Sutherland agreed, but he still hadn’t made a note.

“So the institutions will have to wait. I read biographies now, Gibb. In a life, or a portion of a life illuminated, there’s a fullness and a balance that no theory or abstraction can match. Why do people waste so much time on abstraction? The life that is given to us, that we play out, is something that you cannot any more grasp with systems and ideas than you can tame an elephant with a tweezers.”

“What about powerful ideas, Jim? The atomic bomb, gravity, the Magna Carta, and all that?”

“Stabbing the universe with a needle.”

“And a life? What’s bigger about a life?”

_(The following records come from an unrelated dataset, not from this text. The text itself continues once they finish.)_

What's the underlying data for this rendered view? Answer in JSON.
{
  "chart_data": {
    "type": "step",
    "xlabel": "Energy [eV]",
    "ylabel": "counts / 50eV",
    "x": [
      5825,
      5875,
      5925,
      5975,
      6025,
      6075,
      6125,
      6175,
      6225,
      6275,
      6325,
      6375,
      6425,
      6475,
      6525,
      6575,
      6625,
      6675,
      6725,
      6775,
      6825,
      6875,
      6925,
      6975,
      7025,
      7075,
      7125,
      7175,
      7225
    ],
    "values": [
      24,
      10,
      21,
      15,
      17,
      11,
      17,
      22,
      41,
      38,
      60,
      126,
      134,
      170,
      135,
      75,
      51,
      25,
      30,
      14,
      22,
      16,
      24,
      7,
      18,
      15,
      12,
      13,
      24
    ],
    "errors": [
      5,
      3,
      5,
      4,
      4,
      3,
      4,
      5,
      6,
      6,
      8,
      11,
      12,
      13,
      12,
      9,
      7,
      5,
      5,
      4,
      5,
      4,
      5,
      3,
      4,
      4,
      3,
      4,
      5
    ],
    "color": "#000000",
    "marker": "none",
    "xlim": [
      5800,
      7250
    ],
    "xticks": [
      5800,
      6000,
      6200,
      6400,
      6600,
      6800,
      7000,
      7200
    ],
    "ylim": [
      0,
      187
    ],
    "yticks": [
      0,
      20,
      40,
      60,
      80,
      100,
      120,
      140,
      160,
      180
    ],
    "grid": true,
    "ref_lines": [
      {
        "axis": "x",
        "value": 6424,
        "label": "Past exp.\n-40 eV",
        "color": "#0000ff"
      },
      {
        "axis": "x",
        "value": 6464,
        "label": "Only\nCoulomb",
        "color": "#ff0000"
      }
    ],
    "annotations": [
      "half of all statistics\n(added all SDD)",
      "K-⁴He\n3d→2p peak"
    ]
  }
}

“All the great forces working in miniature, perfectly. That’s where to look. That’s why I want everything to go to living flesh and blood. Specifically, to someone who I know is courageous, honorable, faithful, charitable, and has no expectation of me in this regard. To someone who reached out to help me when to him and everyone else in the world I was the least among us.”

“In the war?”

“After the war.”

“Is he married?”

“Yes.”

“Children?

“I’m pretty sure not.”

“Do you want his future children to inherit,
per stirpes,
or some other arrangement?”

“Yes, his children. I’m not doing this halfway.”

“The cousins will fight it.”

“He’s semi-criminal, and his son is worse. Make it shell-proof.”

“That I can do.” Sutherland tossed the pad onto his desk, having written nothing on it. “If it’s all for after Elyssa is deceased, the terms of the trusts are the same, and there’s no messing with the inventory, the only things we have to do really are some typing and signing. I won’t have to blow off U.S. Steel this afternoon, though God knows they deserve it. They’re real pricks, you know. Come back before the close of business and we’ll have everything ready, just like a dry cleaner’s.” He thought this was amusing, and he picked up the pad and opened his pen yet again. “Give me the name, accurately spelled, and an address.”

“I don’t remember his address, but I can find out. I’ll do that.”

“Then come back at”—Sutherland lifted his wrist to look at his watch—“five.” He positioned the pen. “What’s the name? And what’s that?”

Beneath Vanderlyn’s arm was the roll of canvas that he had carried all the way from Wall Street, hardly giving it a thought. “It’s a garment bag,” he said. “I’m going to pick up a jacket that’s being mended.”

“Don’t you send someone?”

“No, it’s something I attend to myself.” He turned and began to leave.

“Jim? The name?”

When Vanderlyn replied, naming his heir, it was a little like getting his son back, and he stopped his turn, because he did not want even his friend of such long duration to see how this affected him. Sutherland’s pen moved smoothly over the legal pad, in the quiet of his office except for the wind hissing past the windows as it moved across the world in great currents as clear and cold as ether.